Pour dire, en fait, que je peux me sentir des fois une solidarité politique partielle avec ces nanas, les rad’s, qui sont je crois elles-mêmes divisées entre se servir des structures présentes et les détruire. Et que, contrairement à ce que voudrait l’idéologie présente de la convivialité et du respect, laquelle est la pierre tombale sous laquelle se passent précisément les violences et abus évoqués plus haut, je ne demande ni n’attends en aucune manière que cette éventuelle convergence se traduise en relation ni en inclusion.

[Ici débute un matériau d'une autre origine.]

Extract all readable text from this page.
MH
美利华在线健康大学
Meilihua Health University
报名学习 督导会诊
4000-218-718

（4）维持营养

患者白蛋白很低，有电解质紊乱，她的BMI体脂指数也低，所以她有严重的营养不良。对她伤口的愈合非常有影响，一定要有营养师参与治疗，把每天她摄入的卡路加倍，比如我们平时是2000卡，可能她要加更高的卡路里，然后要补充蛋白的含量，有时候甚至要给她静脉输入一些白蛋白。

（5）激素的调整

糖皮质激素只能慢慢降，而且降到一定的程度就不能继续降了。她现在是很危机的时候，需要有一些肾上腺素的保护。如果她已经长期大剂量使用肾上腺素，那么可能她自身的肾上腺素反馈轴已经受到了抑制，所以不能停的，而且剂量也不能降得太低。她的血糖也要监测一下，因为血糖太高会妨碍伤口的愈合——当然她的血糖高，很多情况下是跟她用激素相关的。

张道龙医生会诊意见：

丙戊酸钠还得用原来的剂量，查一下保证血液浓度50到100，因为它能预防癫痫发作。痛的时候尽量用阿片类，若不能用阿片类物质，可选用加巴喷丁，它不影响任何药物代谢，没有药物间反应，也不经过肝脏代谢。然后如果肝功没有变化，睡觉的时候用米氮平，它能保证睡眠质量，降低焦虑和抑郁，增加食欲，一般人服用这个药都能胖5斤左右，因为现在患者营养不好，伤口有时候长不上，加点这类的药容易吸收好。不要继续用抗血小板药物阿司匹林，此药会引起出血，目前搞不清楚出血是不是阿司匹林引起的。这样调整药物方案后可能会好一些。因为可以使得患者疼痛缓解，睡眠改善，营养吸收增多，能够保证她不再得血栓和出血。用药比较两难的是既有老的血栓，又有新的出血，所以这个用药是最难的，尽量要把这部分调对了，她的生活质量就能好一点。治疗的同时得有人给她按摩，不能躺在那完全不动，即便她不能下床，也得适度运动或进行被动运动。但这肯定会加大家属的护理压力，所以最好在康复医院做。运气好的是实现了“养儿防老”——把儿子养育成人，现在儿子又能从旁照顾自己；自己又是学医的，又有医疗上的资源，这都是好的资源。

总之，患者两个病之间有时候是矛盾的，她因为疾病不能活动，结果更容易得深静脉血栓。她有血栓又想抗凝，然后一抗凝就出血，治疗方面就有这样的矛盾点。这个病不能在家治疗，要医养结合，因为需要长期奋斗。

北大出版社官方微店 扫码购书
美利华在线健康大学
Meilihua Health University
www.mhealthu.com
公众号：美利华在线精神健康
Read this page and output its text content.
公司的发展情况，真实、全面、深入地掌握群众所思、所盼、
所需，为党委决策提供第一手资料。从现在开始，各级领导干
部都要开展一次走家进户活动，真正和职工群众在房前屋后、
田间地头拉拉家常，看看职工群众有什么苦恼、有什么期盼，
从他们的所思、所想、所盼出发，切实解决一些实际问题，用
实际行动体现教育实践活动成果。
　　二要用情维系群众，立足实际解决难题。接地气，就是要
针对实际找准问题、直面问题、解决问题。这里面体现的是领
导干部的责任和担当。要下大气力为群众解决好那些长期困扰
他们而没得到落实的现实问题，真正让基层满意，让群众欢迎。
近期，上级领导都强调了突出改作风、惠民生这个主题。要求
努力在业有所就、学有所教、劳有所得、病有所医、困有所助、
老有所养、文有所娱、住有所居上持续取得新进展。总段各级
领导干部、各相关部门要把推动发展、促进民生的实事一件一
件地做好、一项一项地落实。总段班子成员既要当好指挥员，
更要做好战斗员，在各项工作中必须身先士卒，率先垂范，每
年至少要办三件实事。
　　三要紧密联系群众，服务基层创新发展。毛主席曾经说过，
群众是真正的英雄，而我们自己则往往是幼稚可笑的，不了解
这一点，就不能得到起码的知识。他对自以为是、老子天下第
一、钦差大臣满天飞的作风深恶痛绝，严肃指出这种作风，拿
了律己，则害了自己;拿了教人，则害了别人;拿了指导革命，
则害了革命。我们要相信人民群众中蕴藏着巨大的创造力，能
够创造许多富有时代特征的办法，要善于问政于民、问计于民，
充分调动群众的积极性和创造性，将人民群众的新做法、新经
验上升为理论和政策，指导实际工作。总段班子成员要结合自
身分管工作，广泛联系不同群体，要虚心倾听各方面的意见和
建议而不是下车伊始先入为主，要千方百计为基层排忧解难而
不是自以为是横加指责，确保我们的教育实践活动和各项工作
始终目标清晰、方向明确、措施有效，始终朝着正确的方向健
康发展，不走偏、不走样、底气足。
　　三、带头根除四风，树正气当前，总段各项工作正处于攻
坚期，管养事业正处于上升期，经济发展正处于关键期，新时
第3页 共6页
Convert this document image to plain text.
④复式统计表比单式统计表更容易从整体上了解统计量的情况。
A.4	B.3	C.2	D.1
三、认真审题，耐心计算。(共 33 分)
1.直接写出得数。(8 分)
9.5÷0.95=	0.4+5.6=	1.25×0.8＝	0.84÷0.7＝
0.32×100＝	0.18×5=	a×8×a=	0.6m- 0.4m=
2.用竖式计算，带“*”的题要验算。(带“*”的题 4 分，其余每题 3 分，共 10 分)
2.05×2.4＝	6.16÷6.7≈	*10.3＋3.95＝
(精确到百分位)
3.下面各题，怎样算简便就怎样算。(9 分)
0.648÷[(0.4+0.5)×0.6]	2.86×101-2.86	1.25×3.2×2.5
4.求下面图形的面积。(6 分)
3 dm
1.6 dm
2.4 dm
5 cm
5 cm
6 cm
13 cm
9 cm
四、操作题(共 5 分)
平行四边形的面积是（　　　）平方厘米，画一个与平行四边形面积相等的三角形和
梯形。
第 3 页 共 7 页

De toute façon, elles sont très peu nombreuses, et je suis encore moins nombreuse. Je veux dire, même s’il y a un risque exterminatoire, ce qui est probable envers nous si elles prenaient le pouvoir, il n’est pas à l’ordre du jour. Ce qui est à l’ordre du jour, c’est le lent massacre dont les f-trans font l’objet chez les féministes raisonnables et opportunistes. Comme partout ailleurs à biolande.

 

Bref, je n’entre pas dans la chorale, dans aucune des chorales d’ailleurs. C’est que je chante faux. Hé, déjà, hein, vous savez bien ce qui se passe quand il y a une trans dans les chorales de meufs ; avec nos cordes vocales toutes détendues, amollies, c’est comme la louve qui se veut faire bergère (La Fontaine là encore). Wooouh. Pas possible. Ridicule même. Tout le monde fait comme si pas, mais en réalité ça passe pas, ça rigole in petto. Et des fois y a de quoi. Nous chantons faux, nous sommes des pas vraies de toute façon. Et d’ailleurs ça chante faux, dans la mesure où ce qui est chanté est souvent pas vrai non plus, prétexte, voile, cache-sexe au maintien des rapports de force et de naturalité en vigueur ! Laissons tomber les chorales. Laissons tomber les arnaques à la sororité, à la reconnaissance ou que sais-je. Laissons tomber l’alignement idéologique prudent. Ça ne sert à rien. Si nous devons être massacrées, ou conduites à l’extinction, à la fin, nous le serons. Nous nous abîmons déjà bien nous-mêmes, avec enthousiasme. Le tout est de n’y consentir ni d’y participer en aucune manière, et pour, je veux dire, garder un tant soit peu d’estime (et rerenovlangue), et pour garder aussi une liberté de pensée, cette liberté négative que j’ai déjà souvent évoquée, qui est peut-être une étape vers ce monde profondément différent, opposé, dont j’ai parlé plus haut.

 

(Peut-être que les succétrices de celles mêmes qui nous traitent comme des m… viendront alors dire merci sur nos tombes. Ce sera encore plus beau et plus obscène que leurs gueules de circonstance de cent pieds de long aux cérémonies du TDoR, entre deux saletés transphobes. On s’en fout. On les emmerde. Vivons.)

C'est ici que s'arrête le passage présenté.